NASA: The choice has been made on the Moon that the Viper robotic rover will be sent in 2023 to search for water

The US Space Agency (NASA) announced that it has chosen its area Moon, where in 2023 it will send VIPER’s first robotic lunar rover in search of water in the form of ice. It is about for a point near the edge of the large 93-square-kilometer Nobile Crater at the south pole of the Earth’s satellite, much of which remains almost permanently shaded by the Sun. something that increases the chance of discovering icy water.

Water is considered vital to the future missions of the US space program Artemis – the successor to the historic Apollo program – both to supply a future astronaut base with drinking water and as a raw material for supplying oxygen for rocket fuel.
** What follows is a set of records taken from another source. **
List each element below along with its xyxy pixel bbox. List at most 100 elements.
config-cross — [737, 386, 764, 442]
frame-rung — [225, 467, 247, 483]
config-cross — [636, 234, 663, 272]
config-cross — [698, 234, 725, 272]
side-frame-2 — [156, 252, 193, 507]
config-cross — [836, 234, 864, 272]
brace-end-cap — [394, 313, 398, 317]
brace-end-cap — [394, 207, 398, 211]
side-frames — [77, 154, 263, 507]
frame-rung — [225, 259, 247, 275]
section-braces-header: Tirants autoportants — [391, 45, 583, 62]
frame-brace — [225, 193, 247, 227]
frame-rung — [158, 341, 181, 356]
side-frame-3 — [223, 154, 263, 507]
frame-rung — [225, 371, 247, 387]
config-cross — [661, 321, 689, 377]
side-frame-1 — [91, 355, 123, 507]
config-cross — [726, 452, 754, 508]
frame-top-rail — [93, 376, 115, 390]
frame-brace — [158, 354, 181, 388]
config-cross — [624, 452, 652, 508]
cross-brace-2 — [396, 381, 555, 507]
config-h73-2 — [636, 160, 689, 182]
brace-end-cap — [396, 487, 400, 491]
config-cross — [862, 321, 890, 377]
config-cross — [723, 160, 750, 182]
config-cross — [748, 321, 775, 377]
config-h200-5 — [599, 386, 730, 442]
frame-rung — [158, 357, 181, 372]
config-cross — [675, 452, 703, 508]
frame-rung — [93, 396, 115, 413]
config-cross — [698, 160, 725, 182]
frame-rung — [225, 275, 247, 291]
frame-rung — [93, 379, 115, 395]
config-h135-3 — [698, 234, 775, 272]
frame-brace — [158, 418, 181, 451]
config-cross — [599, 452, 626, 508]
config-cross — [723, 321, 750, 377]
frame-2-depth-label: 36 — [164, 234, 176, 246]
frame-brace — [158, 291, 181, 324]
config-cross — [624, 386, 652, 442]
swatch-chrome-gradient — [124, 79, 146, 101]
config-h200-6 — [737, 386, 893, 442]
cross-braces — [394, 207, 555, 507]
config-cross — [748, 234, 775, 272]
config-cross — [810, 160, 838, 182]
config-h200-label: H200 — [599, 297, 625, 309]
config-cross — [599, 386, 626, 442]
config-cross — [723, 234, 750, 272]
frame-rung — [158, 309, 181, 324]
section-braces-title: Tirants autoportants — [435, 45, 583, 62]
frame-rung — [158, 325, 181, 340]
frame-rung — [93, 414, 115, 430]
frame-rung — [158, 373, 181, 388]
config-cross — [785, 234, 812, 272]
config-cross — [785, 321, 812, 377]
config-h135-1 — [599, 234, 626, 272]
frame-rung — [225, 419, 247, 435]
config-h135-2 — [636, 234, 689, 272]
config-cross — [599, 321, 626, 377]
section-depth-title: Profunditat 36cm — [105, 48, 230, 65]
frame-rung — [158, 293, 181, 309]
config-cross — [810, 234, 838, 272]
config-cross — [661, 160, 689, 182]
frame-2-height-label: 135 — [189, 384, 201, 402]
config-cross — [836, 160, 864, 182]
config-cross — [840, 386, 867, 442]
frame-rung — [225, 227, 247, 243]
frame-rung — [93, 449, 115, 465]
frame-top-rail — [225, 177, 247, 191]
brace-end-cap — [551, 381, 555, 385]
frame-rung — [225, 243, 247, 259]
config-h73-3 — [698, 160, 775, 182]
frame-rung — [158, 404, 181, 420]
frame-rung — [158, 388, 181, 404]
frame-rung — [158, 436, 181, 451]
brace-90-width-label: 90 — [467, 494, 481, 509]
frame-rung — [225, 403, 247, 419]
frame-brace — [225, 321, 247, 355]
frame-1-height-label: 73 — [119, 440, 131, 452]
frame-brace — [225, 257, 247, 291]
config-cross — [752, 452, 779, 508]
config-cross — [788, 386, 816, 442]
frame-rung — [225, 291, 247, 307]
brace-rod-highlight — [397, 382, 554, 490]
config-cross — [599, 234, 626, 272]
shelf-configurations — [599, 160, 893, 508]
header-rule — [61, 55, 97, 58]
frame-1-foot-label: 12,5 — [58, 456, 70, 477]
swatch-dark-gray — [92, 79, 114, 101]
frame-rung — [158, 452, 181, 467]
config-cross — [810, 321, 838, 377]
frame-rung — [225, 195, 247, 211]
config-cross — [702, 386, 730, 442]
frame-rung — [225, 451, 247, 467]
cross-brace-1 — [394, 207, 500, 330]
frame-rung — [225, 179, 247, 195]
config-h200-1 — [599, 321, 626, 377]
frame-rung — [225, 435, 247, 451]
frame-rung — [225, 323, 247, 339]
NASA has awarded a nearly $ 200 million contract to Pittsburgh-based Astrobotic to build the VIPER (Volatiles Investigating Polar Exploration Rover) rover, which – if all goes according to plan – is expected to reach the moon. towards the end of 2023 with the griffin Griffin, on a Falcon Heavy rocket of the company Space X.
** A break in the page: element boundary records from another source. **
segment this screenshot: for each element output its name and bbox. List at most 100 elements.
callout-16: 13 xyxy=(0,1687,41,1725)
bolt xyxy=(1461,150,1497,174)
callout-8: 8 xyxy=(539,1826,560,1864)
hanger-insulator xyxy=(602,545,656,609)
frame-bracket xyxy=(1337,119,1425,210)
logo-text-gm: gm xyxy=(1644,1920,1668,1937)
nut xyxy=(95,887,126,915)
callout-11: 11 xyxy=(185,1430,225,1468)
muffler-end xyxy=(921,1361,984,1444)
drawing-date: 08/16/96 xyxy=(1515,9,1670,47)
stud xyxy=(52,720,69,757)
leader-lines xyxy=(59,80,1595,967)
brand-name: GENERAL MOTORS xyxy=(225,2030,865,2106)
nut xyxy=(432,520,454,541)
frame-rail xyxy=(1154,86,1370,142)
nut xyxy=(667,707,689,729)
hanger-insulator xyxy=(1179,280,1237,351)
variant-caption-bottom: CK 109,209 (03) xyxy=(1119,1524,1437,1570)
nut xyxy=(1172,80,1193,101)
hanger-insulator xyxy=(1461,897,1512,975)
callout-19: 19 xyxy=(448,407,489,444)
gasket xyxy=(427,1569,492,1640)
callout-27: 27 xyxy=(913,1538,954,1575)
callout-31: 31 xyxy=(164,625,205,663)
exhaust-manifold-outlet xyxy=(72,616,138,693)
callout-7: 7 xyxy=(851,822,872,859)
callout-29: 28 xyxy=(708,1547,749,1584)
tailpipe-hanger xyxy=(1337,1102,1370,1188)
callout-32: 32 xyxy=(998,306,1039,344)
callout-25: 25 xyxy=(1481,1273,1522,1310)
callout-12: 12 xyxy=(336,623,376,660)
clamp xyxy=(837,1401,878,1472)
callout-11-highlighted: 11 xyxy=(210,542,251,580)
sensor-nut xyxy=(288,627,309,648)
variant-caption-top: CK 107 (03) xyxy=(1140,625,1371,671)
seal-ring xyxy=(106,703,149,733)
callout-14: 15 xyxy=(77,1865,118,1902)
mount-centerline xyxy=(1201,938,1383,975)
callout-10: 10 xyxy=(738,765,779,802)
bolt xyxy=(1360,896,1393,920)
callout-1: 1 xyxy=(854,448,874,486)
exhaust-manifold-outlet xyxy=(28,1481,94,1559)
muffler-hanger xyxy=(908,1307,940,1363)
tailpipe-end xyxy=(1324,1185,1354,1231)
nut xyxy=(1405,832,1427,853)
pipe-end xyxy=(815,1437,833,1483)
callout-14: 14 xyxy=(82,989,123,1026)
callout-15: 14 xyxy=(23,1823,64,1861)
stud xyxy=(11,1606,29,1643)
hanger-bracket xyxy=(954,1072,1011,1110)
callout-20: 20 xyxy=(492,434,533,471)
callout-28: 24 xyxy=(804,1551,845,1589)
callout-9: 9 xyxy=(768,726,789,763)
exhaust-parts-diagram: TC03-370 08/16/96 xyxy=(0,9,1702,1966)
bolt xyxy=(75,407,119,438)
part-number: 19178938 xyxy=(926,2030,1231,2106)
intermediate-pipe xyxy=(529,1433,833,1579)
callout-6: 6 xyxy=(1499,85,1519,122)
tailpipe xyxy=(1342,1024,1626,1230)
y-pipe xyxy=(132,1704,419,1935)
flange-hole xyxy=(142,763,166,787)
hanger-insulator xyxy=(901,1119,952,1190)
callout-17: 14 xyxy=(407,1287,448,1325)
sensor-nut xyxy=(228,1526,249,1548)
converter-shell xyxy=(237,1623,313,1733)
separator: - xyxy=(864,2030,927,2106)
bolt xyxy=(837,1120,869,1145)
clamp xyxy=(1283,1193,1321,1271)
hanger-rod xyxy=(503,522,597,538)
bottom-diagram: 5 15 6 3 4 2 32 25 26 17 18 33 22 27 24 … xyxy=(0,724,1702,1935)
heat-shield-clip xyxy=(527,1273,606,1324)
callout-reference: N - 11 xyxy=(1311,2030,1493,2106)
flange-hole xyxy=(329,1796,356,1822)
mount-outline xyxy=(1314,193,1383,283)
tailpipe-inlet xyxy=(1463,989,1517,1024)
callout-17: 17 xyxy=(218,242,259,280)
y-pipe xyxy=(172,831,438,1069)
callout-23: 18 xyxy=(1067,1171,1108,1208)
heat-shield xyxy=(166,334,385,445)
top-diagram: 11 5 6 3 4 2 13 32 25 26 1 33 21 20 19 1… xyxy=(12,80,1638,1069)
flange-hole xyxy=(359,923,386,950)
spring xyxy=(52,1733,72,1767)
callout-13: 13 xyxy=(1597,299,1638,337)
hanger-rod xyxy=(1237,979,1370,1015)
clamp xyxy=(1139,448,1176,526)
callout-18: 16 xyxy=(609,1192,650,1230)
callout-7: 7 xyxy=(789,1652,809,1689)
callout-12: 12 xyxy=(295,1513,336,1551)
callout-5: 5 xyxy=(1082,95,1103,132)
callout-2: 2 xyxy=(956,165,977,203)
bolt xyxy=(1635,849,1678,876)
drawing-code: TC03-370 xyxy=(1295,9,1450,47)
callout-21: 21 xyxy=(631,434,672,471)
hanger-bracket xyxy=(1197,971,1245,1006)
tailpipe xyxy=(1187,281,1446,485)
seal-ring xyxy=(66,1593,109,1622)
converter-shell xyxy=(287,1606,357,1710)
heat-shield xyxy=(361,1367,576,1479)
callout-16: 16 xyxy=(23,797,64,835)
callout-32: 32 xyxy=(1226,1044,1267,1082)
It will be the first unmanned US robotic rover mission to the Moon (unlike Mars where NASA has sent several) and is expected to last at least 100 Earth days. The 450-kilogram solar-powered rover, the size of a golf cart, will use drills, three spectrometers and other chemical detection equipment to locate ice-water reserves up to a meter below the lunar surface.
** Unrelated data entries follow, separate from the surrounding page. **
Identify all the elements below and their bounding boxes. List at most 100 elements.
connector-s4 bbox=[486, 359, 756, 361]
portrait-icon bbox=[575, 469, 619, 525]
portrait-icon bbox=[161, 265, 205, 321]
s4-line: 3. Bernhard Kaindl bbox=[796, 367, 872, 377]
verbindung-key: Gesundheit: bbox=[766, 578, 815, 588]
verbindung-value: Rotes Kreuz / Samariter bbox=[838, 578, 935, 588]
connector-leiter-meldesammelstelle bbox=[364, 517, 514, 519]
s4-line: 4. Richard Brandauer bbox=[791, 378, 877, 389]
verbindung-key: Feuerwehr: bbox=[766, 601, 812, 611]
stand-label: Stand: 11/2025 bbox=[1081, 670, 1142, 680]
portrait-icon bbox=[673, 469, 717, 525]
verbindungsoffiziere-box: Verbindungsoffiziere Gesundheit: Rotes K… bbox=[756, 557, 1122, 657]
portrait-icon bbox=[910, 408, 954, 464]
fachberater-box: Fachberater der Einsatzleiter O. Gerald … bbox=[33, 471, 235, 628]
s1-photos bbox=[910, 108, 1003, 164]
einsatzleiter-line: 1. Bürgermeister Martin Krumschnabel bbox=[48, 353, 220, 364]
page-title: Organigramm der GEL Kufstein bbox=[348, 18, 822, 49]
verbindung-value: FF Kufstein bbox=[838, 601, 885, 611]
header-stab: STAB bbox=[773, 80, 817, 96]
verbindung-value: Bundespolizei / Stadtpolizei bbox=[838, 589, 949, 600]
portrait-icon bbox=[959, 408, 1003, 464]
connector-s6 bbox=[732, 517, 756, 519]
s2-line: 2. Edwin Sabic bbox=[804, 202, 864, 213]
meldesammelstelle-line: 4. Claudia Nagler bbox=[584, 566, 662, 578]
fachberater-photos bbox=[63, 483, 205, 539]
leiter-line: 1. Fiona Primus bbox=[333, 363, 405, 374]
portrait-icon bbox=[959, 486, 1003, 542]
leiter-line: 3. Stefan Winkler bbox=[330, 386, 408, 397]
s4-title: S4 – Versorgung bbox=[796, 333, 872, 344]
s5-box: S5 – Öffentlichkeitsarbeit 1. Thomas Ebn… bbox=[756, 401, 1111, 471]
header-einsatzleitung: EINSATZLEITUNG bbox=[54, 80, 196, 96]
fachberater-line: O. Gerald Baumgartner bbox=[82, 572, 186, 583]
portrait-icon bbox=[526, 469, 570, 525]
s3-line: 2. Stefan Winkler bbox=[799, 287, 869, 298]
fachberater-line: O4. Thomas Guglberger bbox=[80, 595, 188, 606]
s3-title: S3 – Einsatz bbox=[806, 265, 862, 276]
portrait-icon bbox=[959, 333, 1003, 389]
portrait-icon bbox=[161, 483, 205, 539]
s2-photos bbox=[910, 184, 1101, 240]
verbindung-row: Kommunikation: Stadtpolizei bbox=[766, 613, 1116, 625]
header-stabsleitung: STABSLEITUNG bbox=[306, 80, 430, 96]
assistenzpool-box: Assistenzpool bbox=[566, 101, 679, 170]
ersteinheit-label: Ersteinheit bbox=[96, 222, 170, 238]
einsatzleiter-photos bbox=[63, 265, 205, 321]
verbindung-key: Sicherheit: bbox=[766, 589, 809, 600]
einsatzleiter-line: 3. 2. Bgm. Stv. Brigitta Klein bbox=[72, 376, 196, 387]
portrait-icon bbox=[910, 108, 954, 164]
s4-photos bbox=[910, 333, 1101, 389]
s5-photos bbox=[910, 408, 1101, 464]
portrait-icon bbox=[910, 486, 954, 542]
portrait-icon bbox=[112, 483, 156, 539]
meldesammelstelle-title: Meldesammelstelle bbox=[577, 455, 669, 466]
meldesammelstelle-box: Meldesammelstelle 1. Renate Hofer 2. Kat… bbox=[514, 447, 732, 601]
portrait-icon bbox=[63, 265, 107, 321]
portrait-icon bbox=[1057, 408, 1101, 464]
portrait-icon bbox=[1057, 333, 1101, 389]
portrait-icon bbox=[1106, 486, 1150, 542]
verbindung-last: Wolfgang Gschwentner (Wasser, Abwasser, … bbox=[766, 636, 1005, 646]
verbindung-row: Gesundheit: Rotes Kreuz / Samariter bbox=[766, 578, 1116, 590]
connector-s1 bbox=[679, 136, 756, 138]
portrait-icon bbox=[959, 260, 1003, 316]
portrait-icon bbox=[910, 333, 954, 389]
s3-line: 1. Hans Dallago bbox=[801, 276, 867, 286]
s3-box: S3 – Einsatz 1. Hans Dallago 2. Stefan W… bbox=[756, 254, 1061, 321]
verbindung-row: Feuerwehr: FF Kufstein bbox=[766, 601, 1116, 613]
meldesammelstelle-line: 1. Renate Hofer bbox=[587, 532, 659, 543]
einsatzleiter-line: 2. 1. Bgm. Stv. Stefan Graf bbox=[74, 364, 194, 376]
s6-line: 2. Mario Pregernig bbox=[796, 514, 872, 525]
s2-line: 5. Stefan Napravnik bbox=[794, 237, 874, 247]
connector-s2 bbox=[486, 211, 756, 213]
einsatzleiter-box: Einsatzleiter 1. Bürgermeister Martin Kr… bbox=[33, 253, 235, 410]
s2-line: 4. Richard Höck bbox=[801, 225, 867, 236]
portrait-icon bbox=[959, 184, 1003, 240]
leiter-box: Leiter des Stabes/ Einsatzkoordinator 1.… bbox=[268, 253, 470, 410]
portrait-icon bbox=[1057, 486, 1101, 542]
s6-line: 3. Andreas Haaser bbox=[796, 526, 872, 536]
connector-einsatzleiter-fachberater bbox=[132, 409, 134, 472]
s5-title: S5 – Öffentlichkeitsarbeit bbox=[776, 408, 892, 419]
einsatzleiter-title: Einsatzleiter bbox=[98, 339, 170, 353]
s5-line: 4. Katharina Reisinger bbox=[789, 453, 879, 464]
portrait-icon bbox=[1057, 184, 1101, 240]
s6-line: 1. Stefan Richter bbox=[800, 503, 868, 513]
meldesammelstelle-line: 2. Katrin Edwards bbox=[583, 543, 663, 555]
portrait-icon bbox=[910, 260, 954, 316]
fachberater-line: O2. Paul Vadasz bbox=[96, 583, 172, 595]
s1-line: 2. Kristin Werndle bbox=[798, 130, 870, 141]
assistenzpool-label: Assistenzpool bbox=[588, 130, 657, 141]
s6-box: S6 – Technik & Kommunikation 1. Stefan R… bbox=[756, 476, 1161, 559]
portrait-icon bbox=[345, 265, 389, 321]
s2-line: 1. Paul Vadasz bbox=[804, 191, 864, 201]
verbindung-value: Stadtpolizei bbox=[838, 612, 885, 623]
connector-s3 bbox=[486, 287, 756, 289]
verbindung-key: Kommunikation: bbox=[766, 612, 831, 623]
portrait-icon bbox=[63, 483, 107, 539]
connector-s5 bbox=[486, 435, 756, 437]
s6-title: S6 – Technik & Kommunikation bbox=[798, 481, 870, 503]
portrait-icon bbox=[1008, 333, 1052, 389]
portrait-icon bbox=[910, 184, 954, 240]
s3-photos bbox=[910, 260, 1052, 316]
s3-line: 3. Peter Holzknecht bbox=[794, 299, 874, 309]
NASA plans to return to the Moon within this decade (its last lunar eclipse was in 1972), this time paving the way for a long-term presence there. Scientists estimate that there are billions of tons of lunar ice on the moon in polar craters that never see sunlight and have temperatures as low as minus 223 degrees Celsius. VIPER will give a first hand assessment of how deep this “locked” water is, how much it is and how easy it is to use in the future.

“We’ve never seen anything like what we’re going to see when we get to the Moon’s South Pole,” said Anthony Colaprete, chief scientist on the Viper mission to NASA’s Ames Research Center. The lunar poles are dramatic, especially the South, where ancient impact craters have elevated entire mountains larger than Mount Everest. It’s going to be something really different from our world. “

Among the difficulties the rover will face will be complete darkness, so it will be NASA’s first rover equipped with powerful headlights to see the route.